Otto, who had also been chairman of the board of trustees of the Kaiser Wilhelm Institute for Anthropology since 1933 , advocated the euthanasia murders of Operation T4 , according to Irmfried Eberl , the medical director of the Brandenburg and Bernburg killing centers , and was “absolutely positive” about them .

In the Reichstag election on March 29, 1936, he applied unsuccessfully for a mandate in constituency 11 ( Merseburg ) on the last list place with the number 1031.

In 1938 he sponsored the publication of a compilation by Louise von François under the title From the Province of Saxony by Siegfried Berger .

After the retirement of Magdeburg's chief president Curt von Ulrich in 1944, he was the most important administrative officer and remained in office until 1945.

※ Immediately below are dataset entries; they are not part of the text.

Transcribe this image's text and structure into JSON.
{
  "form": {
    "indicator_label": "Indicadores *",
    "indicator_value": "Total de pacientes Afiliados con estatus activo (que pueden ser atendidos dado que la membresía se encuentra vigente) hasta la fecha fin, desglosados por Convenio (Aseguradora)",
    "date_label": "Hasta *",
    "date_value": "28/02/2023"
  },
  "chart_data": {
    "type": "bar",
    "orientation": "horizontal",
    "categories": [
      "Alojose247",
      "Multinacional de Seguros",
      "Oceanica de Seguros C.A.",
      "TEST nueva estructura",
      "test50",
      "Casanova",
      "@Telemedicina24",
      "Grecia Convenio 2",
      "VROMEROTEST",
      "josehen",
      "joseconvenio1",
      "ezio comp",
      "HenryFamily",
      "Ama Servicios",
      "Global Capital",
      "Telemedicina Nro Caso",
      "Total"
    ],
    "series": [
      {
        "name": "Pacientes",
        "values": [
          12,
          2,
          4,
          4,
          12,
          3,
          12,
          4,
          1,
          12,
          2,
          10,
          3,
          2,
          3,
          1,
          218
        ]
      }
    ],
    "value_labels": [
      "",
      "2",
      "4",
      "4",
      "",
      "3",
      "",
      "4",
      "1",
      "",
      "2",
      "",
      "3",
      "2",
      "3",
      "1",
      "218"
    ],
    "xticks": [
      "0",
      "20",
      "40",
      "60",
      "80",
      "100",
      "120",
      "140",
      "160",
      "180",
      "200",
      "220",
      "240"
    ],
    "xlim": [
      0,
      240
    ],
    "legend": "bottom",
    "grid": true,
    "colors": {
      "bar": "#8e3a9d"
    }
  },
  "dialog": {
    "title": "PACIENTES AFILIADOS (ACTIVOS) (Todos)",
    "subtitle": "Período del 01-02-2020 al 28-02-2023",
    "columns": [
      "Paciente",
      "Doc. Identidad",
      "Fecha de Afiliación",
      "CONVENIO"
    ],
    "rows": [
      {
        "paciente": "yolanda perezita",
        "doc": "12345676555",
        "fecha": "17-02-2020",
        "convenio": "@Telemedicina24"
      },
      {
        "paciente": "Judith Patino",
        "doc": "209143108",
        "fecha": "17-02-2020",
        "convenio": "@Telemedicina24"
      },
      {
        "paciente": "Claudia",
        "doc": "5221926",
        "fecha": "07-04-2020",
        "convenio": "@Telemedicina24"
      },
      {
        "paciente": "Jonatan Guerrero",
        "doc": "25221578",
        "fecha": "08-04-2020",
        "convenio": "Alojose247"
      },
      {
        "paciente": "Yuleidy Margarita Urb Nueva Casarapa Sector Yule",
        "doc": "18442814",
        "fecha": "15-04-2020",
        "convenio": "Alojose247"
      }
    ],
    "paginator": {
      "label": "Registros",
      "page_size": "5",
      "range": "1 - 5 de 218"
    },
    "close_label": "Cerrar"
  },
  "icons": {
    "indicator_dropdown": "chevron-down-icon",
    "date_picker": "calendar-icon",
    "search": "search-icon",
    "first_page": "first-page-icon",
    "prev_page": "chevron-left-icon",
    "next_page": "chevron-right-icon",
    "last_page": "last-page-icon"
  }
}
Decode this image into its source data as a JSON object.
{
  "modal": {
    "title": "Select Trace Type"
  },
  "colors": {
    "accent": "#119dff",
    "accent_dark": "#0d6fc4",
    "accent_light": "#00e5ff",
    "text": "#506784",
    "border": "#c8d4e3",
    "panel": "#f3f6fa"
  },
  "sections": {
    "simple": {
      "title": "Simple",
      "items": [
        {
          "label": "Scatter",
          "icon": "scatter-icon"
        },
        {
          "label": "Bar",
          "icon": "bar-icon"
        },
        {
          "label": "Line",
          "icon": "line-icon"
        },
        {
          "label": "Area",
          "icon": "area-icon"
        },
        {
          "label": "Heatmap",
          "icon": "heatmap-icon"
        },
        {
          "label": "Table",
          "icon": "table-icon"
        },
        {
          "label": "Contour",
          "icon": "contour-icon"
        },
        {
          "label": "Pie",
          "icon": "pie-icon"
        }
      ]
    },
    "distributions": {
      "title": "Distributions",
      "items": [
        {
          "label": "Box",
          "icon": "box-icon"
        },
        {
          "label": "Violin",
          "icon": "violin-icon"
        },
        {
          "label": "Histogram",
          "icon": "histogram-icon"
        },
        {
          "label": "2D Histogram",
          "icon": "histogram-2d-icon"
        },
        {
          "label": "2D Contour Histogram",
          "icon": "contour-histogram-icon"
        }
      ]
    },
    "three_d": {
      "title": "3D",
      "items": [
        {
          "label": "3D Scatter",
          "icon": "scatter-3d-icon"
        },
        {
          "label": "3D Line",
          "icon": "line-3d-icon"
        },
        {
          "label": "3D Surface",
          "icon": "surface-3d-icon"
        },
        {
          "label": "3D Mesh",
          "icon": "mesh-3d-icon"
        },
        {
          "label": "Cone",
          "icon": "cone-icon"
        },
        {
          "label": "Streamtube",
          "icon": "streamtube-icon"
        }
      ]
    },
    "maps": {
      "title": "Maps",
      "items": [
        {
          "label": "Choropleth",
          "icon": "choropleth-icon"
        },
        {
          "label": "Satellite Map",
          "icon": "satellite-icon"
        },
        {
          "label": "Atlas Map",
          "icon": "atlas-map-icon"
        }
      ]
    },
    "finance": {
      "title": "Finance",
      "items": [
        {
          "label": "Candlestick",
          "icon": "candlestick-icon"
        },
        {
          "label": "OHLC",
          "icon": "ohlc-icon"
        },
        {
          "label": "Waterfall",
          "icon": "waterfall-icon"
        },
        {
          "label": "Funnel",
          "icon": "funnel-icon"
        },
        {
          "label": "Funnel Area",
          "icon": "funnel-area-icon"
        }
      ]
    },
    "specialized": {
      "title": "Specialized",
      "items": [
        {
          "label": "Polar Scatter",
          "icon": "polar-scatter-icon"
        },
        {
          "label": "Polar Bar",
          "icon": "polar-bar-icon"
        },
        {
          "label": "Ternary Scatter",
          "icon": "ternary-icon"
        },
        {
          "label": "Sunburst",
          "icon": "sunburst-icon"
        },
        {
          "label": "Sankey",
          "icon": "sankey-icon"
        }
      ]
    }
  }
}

On May 26, 1945 he was arrested by the Soviet army and taken to special camp No. 2 in Buchenwald. There he died of a deficiency disease.

Individual evidence

  1. a b c Ernst Klee : The dictionary of persons on the Third Reich. Who was what before and after 1945 . Fischer Taschenbuch Verlag, second updated edition, Frankfurt am Main 2005, ISBN 978-3-596-16048-8 , p. 447.